In today's software landscape, security threats are constantly evolving not just for the product but also the critical IT infrastructure internally to the business - this includes the build process as Solarwinds proved, and this has a direct impact on the toolchain used to build and maintain your software. Security vulnerabilities in tool dependencies such as compilers, linkers, libraries, and even build scripts can become points of exploitation. System dependencies such as CI/CD Agents, Operating Systems and Security Agents themselves evolve to mitigate these threats, they often introduce changes that can render older tools obsolete or incompatible. This forces you to continuously update your dependencies, ensuring that everything remains secure and capable of producing reliable software.

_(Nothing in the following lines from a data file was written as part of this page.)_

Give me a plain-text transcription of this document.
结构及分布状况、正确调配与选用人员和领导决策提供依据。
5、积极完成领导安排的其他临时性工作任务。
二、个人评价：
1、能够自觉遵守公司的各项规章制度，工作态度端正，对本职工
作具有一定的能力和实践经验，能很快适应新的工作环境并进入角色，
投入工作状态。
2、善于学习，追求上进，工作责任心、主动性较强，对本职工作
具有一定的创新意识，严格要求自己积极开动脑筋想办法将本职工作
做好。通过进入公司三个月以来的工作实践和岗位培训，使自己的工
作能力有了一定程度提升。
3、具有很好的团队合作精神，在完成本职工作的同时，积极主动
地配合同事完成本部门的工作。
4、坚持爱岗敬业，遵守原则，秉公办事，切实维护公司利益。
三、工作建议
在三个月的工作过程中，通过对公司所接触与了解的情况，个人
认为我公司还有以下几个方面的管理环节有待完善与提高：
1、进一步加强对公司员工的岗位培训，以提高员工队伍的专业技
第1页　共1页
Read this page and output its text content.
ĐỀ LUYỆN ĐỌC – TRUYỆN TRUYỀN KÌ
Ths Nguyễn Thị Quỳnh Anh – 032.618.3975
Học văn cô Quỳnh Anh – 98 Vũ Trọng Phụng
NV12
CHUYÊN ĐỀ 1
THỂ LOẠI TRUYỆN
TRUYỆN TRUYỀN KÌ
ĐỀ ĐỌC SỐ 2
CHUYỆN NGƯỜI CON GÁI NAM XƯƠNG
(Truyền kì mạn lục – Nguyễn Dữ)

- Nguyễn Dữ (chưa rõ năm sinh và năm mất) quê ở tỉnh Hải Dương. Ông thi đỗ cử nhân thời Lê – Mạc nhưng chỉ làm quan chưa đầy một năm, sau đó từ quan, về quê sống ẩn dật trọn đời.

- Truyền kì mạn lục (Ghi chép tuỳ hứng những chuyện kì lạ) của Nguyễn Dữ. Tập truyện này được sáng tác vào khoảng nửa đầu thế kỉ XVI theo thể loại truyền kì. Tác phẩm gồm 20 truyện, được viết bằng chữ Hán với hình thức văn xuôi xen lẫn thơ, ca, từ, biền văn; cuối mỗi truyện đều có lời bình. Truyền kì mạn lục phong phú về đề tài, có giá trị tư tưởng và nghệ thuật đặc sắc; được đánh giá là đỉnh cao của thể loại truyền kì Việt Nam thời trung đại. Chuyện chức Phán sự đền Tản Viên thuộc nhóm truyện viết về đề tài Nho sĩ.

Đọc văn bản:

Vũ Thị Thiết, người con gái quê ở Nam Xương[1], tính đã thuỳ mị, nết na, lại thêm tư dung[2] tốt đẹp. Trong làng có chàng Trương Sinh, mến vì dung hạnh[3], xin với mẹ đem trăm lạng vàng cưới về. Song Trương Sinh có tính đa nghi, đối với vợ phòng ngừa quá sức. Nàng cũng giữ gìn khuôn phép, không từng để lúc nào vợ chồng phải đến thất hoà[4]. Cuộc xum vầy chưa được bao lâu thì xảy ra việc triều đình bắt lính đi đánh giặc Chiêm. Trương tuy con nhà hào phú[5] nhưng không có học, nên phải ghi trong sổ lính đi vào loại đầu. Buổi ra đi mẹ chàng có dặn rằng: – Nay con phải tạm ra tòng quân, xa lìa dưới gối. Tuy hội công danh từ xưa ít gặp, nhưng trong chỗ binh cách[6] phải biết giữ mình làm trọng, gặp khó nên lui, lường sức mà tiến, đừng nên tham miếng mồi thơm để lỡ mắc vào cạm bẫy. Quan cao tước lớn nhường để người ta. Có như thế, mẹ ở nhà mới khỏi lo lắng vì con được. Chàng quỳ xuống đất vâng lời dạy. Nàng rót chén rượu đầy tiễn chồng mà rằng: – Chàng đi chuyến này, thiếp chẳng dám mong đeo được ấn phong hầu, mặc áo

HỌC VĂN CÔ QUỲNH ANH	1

  • Operating System Upgrades: Operating systems frequently undergo major upgrades to address security vulnerabilities, improve performance, and introduce new features. These upgrades can introduce changes in system libraries, APIs, or even file system structures that may not be compatible with older versions of your toolchain.
  • Hardware Platform Changes: As hardware platforms evolve, especially in the context of new processor architectures or enhanced security features like secure boot and trusted execution environments, your existing toolchain may not be able to generate binaries that fully leverage these advancements, or worse, might fail to work altogether.
  • Security Compliance: Over time, industry standards and compliance requirements evolve. New security protocols, encryption standards, and coding practices may require updates to your compilers, debuggers, and other tools to remain compliant.

Conclusion

By understanding the techniques outlined in this guide, you can elevate your native build process to new heights. This empowers you to achieve both speed and security, the cornerstones of a modern development environment. Understanding the nuances of cold, warm, and incremental builds equips you to choose the right approach for each situation. We've also unveiled the power of build caching, a technique that dramatically accelerates builds by reusing previously generated outputs. Mot importantly, implement security best practices. Regularly update your toolchain and enforce secure coding practices.

But remember, the journey doesn't stop there. In today's threat landscape, security is paramount. We've explored the ever-evolving security challenges that necessitate the continuous evolution of your build toolchain. Factors like operating system upgrades, hardware platform changes, and evolving security compliance requirements all demand a proactive approach to toolchain management.

By embracing the strategies outlined in this guide, you can establish a secure and efficient native build process for your C and C++ code. This empowers your team to deliver innovative software with confidence, knowing that your build process is both robust and resilient.

By following these steps and leveraging the knowledge from this guide, you can build a secure and efficient native build process that propels your software development efforts forward.